From: Eric Dumazet <eric.dumazet@gmail.com>
To: One Thousand Gnomes <gnomes@lxorguk.ukuu.org.uk>
Cc: Tom Herbert <tom@herbertland.com>,
	Haiyang Zhang <haiyangz@microsoft.com>,
	David Miller <davem@davemloft.net>,
	"vkuznets@redhat.com" <vkuznets@redhat.com>,
	"netdev@vger.kernel.org" <netdev@vger.kernel.org>,
	KY Srinivasan <kys@microsoft.com>,
	"devel@linuxdriverproject.org" <devel@linuxdriverproject.org>,
	"linux-kernel@vger.kernel.org" <linux-kernel@vger.kernel.org>
Subject: Re: [PATCH net-next] hv_netvsc: don't make assumptions on struct flow_keys layout
Date: Thu, 14 Jan 2016 10:24:09 -0800	[thread overview]
Message-ID: <1452795849.1223.112.camel@edumazet-glaptop2.roam.corp.google.com> (raw)
In-Reply-To: <20160114175304.161ff0af@lxorguk.ukuu.org.uk>

On Thu, 2016-01-14 at 17:53 +0000, One Thousand Gnomes wrote:
> > These results for Toeplitz are not plausible. Given random input you
> > cannot expect any hash function to produce such uniform results. I
> > suspect either your input data is biased or how your applying the hash
> > is.
> > 
> > When I run 64 random IPv4 3-tuples through Toeplitz and Jenkins I get
> > something more reasonable:
> 
> IPv4 address patterns are not random. Nothing like it. A long long time
> ago we did do a bunch of tuning for network hashes using big porn site
> data sets. Random it was not.
> 

I ran my tests with non random IPV4 addresses, as I had 2 hosts,
one server, one client. (typical benchmark stuff)

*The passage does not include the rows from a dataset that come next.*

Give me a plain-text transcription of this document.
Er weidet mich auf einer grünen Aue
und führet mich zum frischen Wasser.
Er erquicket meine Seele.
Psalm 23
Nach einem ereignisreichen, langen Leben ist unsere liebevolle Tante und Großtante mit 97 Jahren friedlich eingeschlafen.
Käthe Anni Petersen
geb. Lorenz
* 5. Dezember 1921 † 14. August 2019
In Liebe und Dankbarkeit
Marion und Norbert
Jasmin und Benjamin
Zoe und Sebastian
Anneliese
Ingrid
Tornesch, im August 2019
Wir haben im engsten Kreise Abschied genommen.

The only 'random' part was the ports, so maybe ~20 bits of entropy,
considering how we allocate ports during connect() to a given
destination to avoid port reuse.

> It's probably hard to repeat that exercise now with geo specific routing,
> and all the front end caches and redirectors on big sites but I'd
> strongly suggest random input is not a good test, and also that you need
> to worry more about hash attacks than perfect distributions.

Anyway, the exercise is not to find a hash that exactly splits 128 flows
into 16 buckets, according to the number of flows per bucket.

Maybe only 4 flows are sending at 3Gbits, and others are sending at 100
kbits. There is no way the driver can predict the future.

This is why we prefer to select a queue given the cpu sending the
packet. This permits a natural shift based on actual load, and is the
default on linux (see XPS in Documentation/networking/scaling.txt)

Only this driver has a selection based on a flow 'hash'.